According to a historic marker in town, Chelsea was part of millions of acres of Creek land taken by Andrew Jackson after the Battle of Horseshoe Bend in the War of 1812. "Soon afterward, white settlers began flocking into the area, and by the mid-1800s, several pioneer homesteads were located among these hills and hollows," the marker states. "When the railroad came through in 1908, people began moving closer to the tracks and the town of Chelsea, first called Melrose, was born. Early businesses included a drugstore, saw mill, grist mill, planer mill, cotton gin, blacksmith shop, barber shop, general store and a post office. Prominent store owners included George Washington Weldon and brothers C.W. and Frank P. Chesser."

The Old Weldon Store

Today, the plain-but-picturesque general store in the bend of the road, whose walls hold so many community memories, sits empty and in danger of deteriorating.

"The building is currently unsafe," said Chelsea Mayor Earl Niven. If the City Council approves a plan to eliminate the traffic light in front of the store and reroute County Road 39 so that it no longer meets CR 47, the store will be moved or torn down, Niven said. 

(The Weldon store) is part of Chelsea history and is important to us and to future generations.
 

But Judy Isbell Galamore, granddaughter of original owner George Washington Weldon, hopes to rally community support to preserve the store. She is asking people to visit her Facebook page to share memories and sign a petition.
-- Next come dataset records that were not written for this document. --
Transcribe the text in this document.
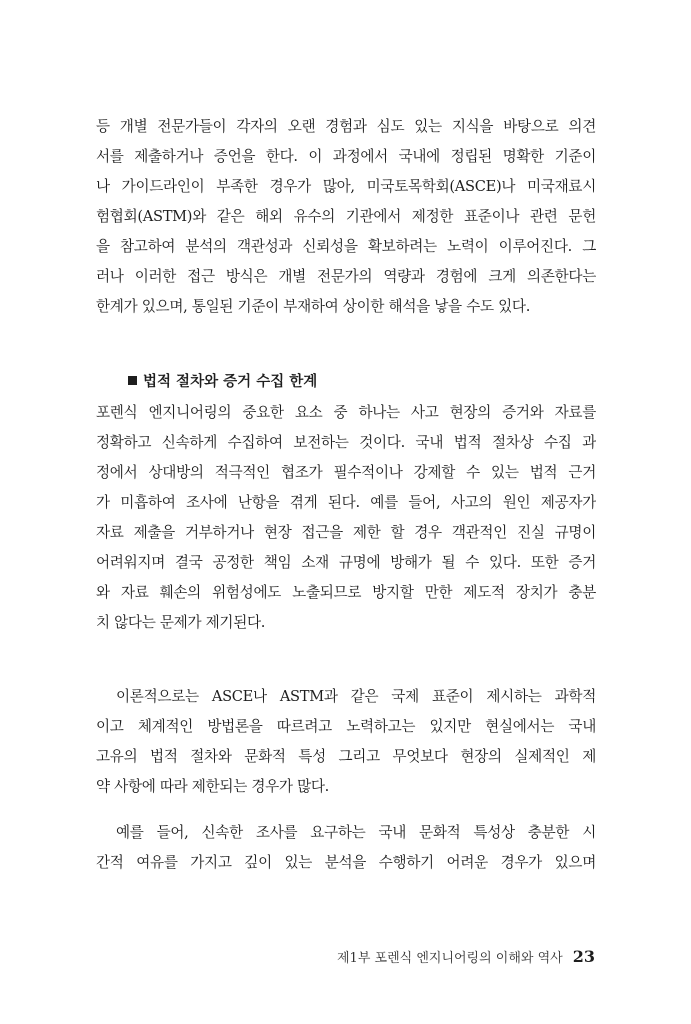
등 개별 전문가들이 각자의 오랜 경험과 심도 있는 지식을 바탕으로 의견
서를 제출하거나 증언을 한다. 이 과정에서 국내에 정립된 명확한 기준이
나 가이드라인이 부족한 경우가 많아, 미국토목학회(ASCE)나 미국재료시
험협회(ASTM)와 같은 해외 유수의 기관에서 제정한 표준이나 관련 문헌
을 참고하여 분석의 객관성과 신뢰성을 확보하려는 노력이 이루어진다. 그
러나 이러한 접근 방식은 개별 전문가의 역량과 경험에 크게 의존한다는
한계가 있으며, 통일된 기준이 부재하여 상이한 해석을 낳을 수도 있다.
법적 절차와 증거 수집 한계
포렌식 엔지니어링의 중요한 요소 중 하나는 사고 현장의 증거와 자료를
정확하고 신속하게 수집하여 보전하는 것이다. 국내 법적 절차상 수집 과
정에서 상대방의 적극적인 협조가 필수적이나 강제할 수 있는 법적 근거
가 미흡하여 조사에 난항을 겪게 된다. 예를 들어, 사고의 원인 제공자가
자료 제출을 거부하거나 현장 접근을 제한 할 경우 객관적인 진실 규명이
어려워지며 결국 공정한 책임 소재 규명에 방해가 될 수 있다. 또한 증거
와 자료 훼손의 위험성에도 노출되므로 방지할 만한 제도적 장치가 충분
치 않다는 문제가 제기된다.
이론적으로는 ASCE나 ASTM과 같은 국제 표준이 제시하는 과학적
이고 체계적인 방법론을 따르려고 노력하고는 있지만 현실에서는 국내
고유의 법적 절차와 문화적 특성 그리고 무엇보다 현장의 실제적인 제
약 사항에 따라 제한되는 경우가 많다.
예를 들어, 신속한 조사를 요구하는 국내 문화적 특성상 충분한 시
간적 여유를 가지고 깊이 있는 분석을 수행하기 어려운 경우가 있으며
제1부 포렌식 엔지니어링의 이해와 역사 23
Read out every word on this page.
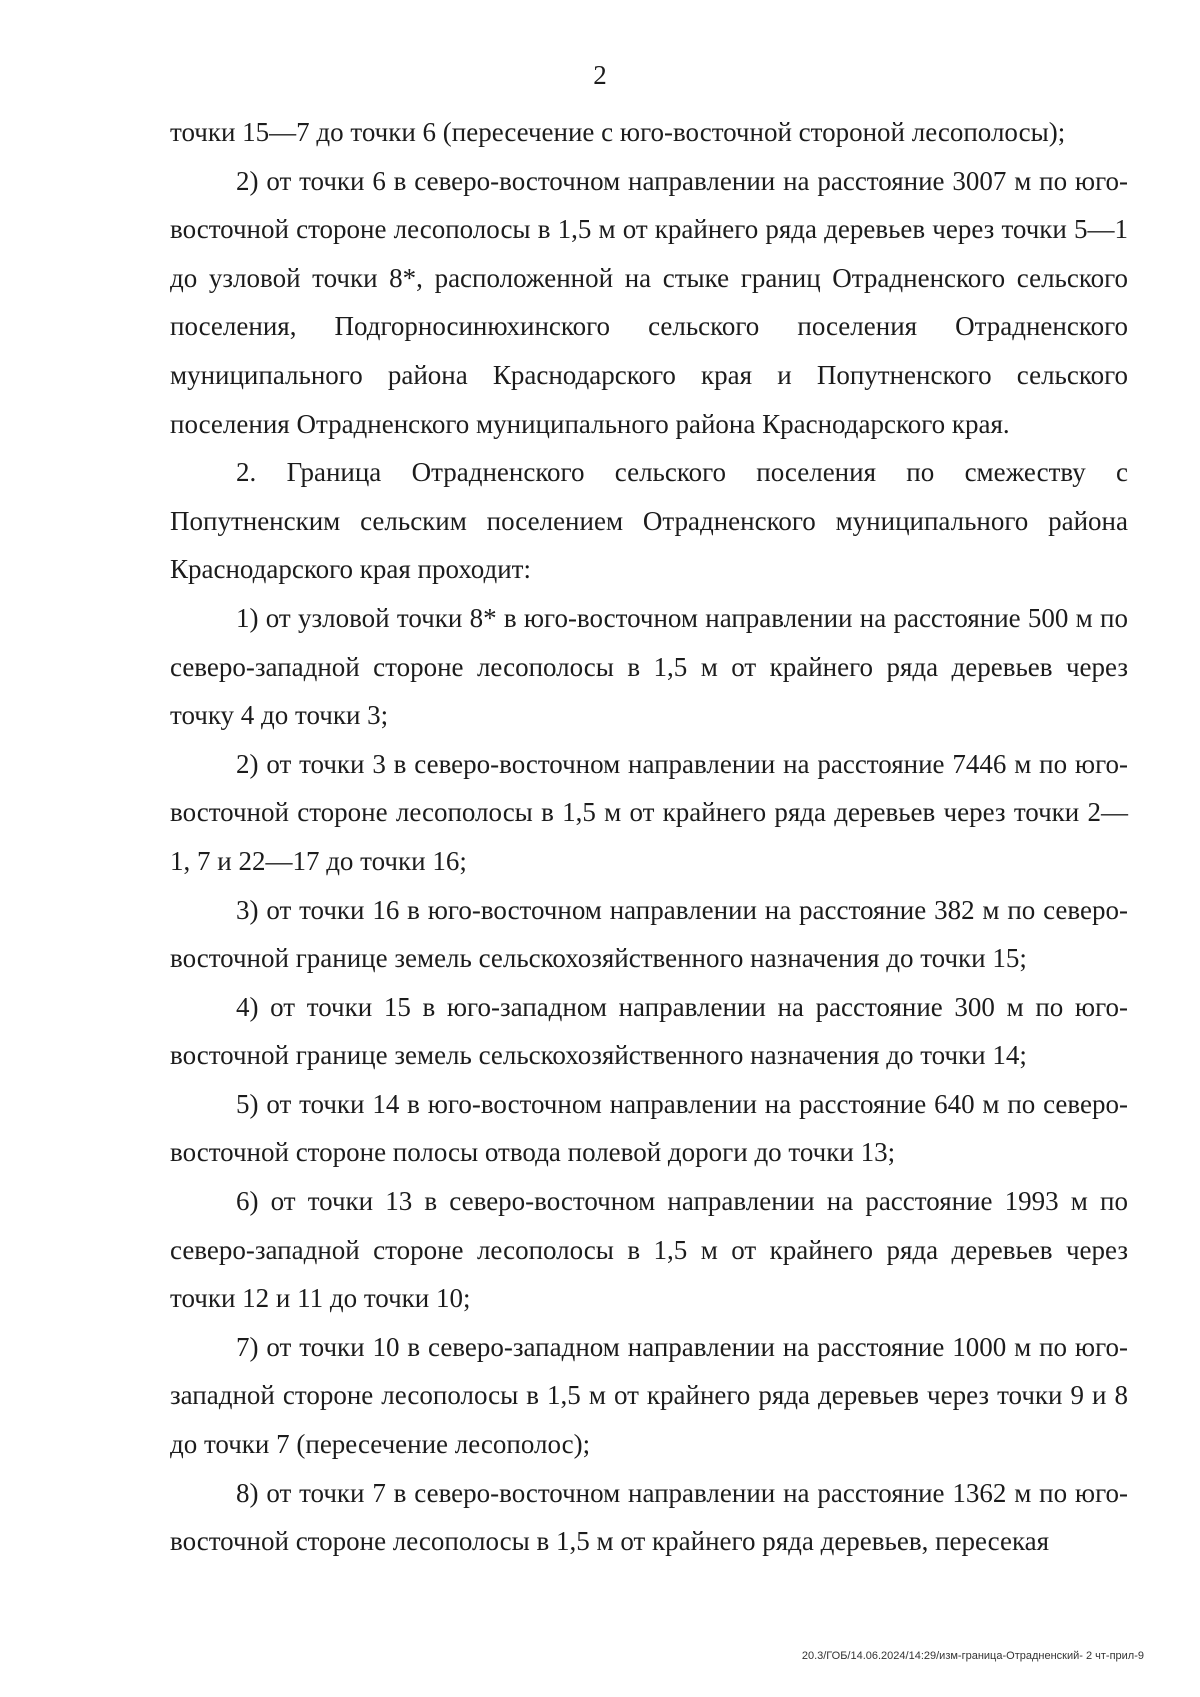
2

точки 15—7 до точки 6 (пересечение с юго-восточной стороной лесополосы);

2) от точки 6 в северо-восточном направлении на расстояние 3007 м по юго-восточной стороне лесополосы в 1,5 м от крайнего ряда деревьев через точки 5—1 до узловой точки 8*, расположенной на стыке границ Отрадненского сельского поселения, Подгорносинюхинского сельского поселения Отрадненского муниципального района Краснодарского края и Попутненского сельского поселения Отрадненского муниципального района Краснодарского края.

2. Граница Отрадненского сельского поселения по смежеству с Попутненским сельским поселением Отрадненского муниципального района Краснодарского края проходит:

1) от узловой точки 8* в юго-восточном направлении на расстояние 500 м по северо-западной стороне лесополосы в 1,5 м от крайнего ряда деревьев через точку 4 до точки 3;

2) от точки 3 в северо-восточном направлении на расстояние 7446 м по юго-восточной стороне лесополосы в 1,5 м от крайнего ряда деревьев через точки 2—1, 7 и 22—17 до точки 16;

3) от точки 16 в юго-восточном направлении на расстояние 382 м по северо-восточной границе земель сельскохозяйственного назначения до точки 15;

4) от точки 15 в юго-западном направлении на расстояние 300 м по юго-восточной границе земель сельскохозяйственного назначения до точки 14;

5) от точки 14 в юго-восточном направлении на расстояние 640 м по северо-восточной стороне полосы отвода полевой дороги до точки 13;

6) от точки 13 в северо-восточном направлении на расстояние 1993 м по северо-западной стороне лесополосы в 1,5 м от крайнего ряда деревьев через точки 12 и 11 до точки 10;

7) от точки 10 в северо-западном направлении на расстояние 1000 м по юго-западной стороне лесополосы в 1,5 м от крайнего ряда деревьев через точки 9 и 8 до точки 7 (пересечение лесополос);

8) от точки 7 в северо-восточном направлении на расстояние 1362 м по юго-восточной стороне лесополосы в 1,5 м от крайнего ряда деревьев, пересекая

20.3/ГОБ/14.06.2024/14:29/изм-граница-Отрадненский- 2 чт-прил-9
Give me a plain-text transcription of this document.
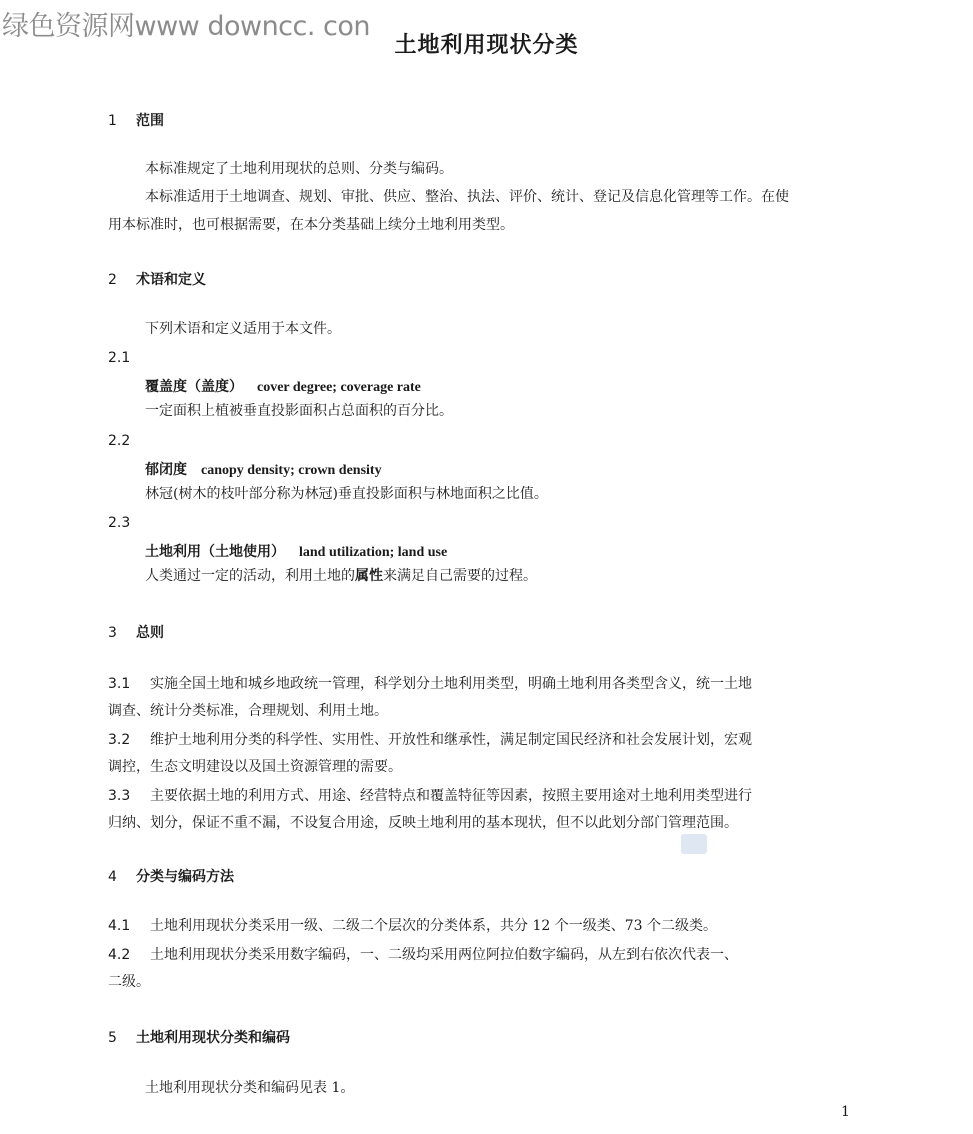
绿色资源网www downcc. con
土地利用现状分类
1 范围
本标准规定了土地利用现状的总则、分类与编码。
本标准适用于土地调查、规划、审批、供应、整治、执法、评价、统计、登记及信息化管理等工作。在使
用本标准时，也可根据需要，在本分类基础上续分土地利用类型。
2 术语和定义
下列术语和定义适用于本文件。
2.1
覆盖度（盖度） cover degree; coverage rate
一定面积上植被垂直投影面积占总面积的百分比。
2.2
郁闭度 canopy density; crown density
林冠(树木的枝叶部分称为林冠)垂直投影面积与林地面积之比值。
2.3
土地利用（土地使用） land utilization; land use
人类通过一定的活动，利用土地的属性来满足自己需要的过程。
3 总则
3.1 实施全国土地和城乡地政统一管理，科学划分土地利用类型，明确土地利用各类型含义，统一土地
调查、统计分类标准，合理规划、利用土地。
3.2 维护土地利用分类的科学性、实用性、开放性和继承性，满足制定国民经济和社会发展计划，宏观
调控，生态文明建设以及国土资源管理的需要。
3.3 主要依据土地的利用方式、用途、经营特点和覆盖特征等因素，按照主要用途对土地利用类型进行
归纳、划分，保证不重不漏，不设复合用途，反映土地利用的基本现状，但不以此划分部门管理范围。
4 分类与编码方法
4.1 土地利用现状分类采用一级、二级二个层次的分类体系，共分 12 个一级类、73 个二级类。
4.2 土地利用现状分类采用数字编码，一、二级均采用两位阿拉伯数字编码，从左到右依次代表一、
二级。
5 土地利用现状分类和编码
土地利用现状分类和编码见表 1。
1
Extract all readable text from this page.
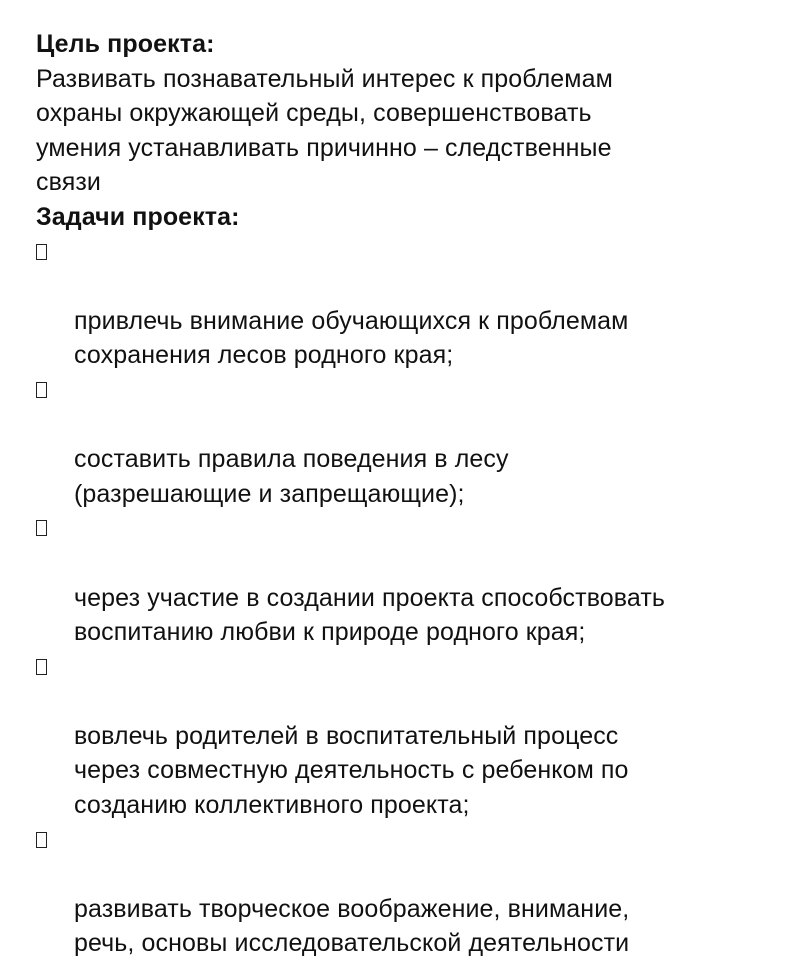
Цель проекта:

Развивать познавательный интерес к проблемам
охраны окружающей среды, совершенствовать
умения устанавливать причинно – следственные
связи

Задачи проекта:

привлечь внимание обучающихся к проблемам
сохранения лесов родного края;

составить правила поведения в лесу
(разрешающие и запрещающие);

через участие в создании проекта способствовать
воспитанию любви к природе родного края;

вовлечь родителей в воспитательный процесс
через совместную деятельность с ребенком по
созданию коллективного проекта;

развивать творческое воображение, внимание,
речь, основы исследовательской деятельности
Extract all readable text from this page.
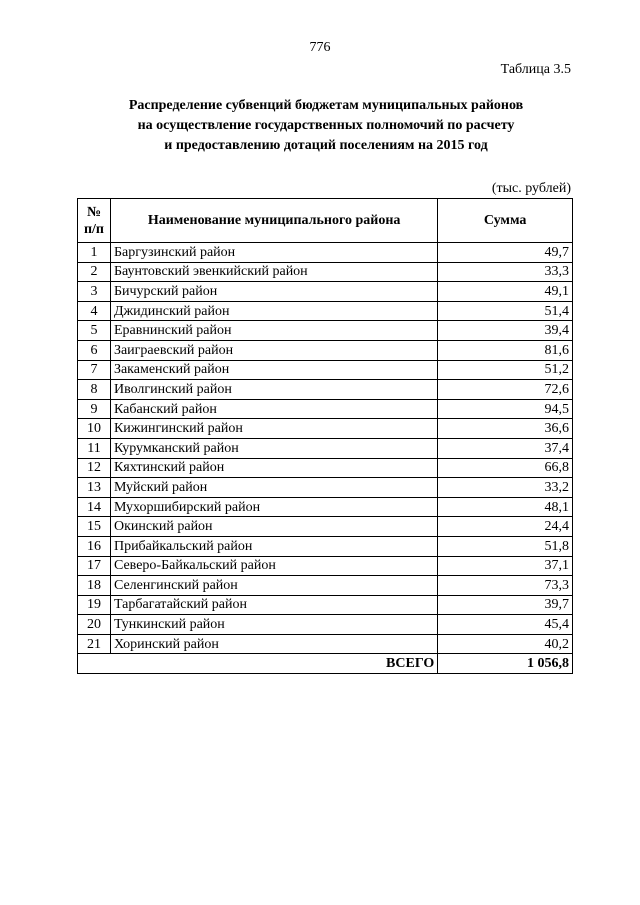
776
Таблица 3.5
Распределение субвенций бюджетам муниципальных районов
на осуществление государственных полномочий по расчету
и предоставлению дотаций поселениям на 2015 год
(тыс. рублей)
№
п/п	Наименование муниципального района	Сумма
1	Баргузинский район	49,7
2	Баунтовский эвенкийский район	33,3
3	Бичурский район	49,1
4	Джидинский район	51,4
5	Еравнинский район	39,4
6	Заиграевский район	81,6
7	Закаменский район	51,2
8	Иволгинский район	72,6
9	Кабанский район	94,5
10	Кижингинский район	36,6
11	Курумканский район	37,4
12	Кяхтинский район	66,8
13	Муйский район	33,2
14	Мухоршибирский район	48,1
15	Окинский район	24,4
16	Прибайкальский район	51,8
17	Северо-Байкальский район	37,1
18	Селенгинский район	73,3
19	Тарбагатайский район	39,7
20	Тункинский район	45,4
21	Хоринский район	40,2
ВСЕГО		1 056,8
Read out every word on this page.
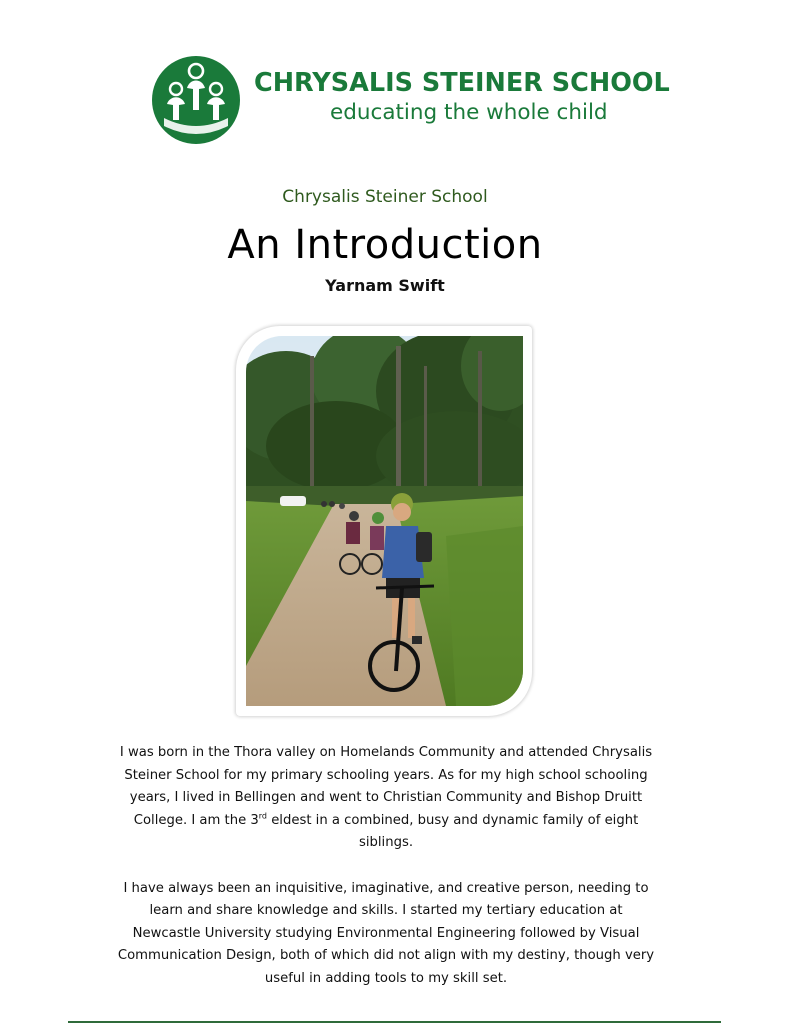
CHRYSALIS STEINER SCHOOL
educating the whole child
Chrysalis Steiner School
An Introduction
Yarnam Swift

I was born in the Thora valley on Homelands Community and attended Chrysalis Steiner School for my primary schooling years. As for my high school schooling years, I lived in Bellingen and went to Christian Community and Bishop Druitt College. I am the 3rd eldest in a combined, busy and dynamic family of eight siblings.

I have always been an inquisitive, imaginative, and creative person, needing to learn and share knowledge and skills. I started my tertiary education at Newcastle University studying Environmental Engineering followed by Visual Communication Design, both of which did not align with my destiny, though very useful in adding tools to my skill set.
"It should be declared as a historical site because it is part of Chelsea history and is important to us and to future generations," Galamore says. "It is one of the oldest businesses in Chelsea and served Chelsea for over 100 years. I plan to start a petition in order to bring a collective, united, voice to our leaders' attention just prior to this election period. I would like to express our concern about this deserving site that is so much a part of Chelsea's heritage." Click here to read Galamore's letter in its entirety.

Galamore said old ledgers show many residents were extended credit during the Great Depression to shop at the store, which sold "groceries, dry goods, candy, ice cream, overalls, shoes, animal feed and even caskets. The caskets were sold upstairs in the second story when it wasn't being lived in."

Chelsea today

Chelsea was incorporated in 1996 with 908 residents. Within a dozen years, it grew to a population of more than 9,000, making it one of the fastest-growing towns in Alabama.

A spacious City Hall was built and the area now boasts retail shopping, restaurants, medical offices, five schools in the Shelby County system, a 29-acre park with softball, football and soccer fields, a walking trail and playgrounds. A large building along U.S. highway 280 houses the Chelsea General Store, where a variety of candies, crafts and clothing are for sale. Next door is an antiques mall.

In 2012, a history museum opened in City Hall. Other than the Weldon store, the town includes several historic homes although none are listed on the National Register of Historic Places. According to theEncyclopedia of Alabama, Mt. Calvary Baptist Church, built ca.-1905, is listed on the Alabama Register of Landmarks and Heritage.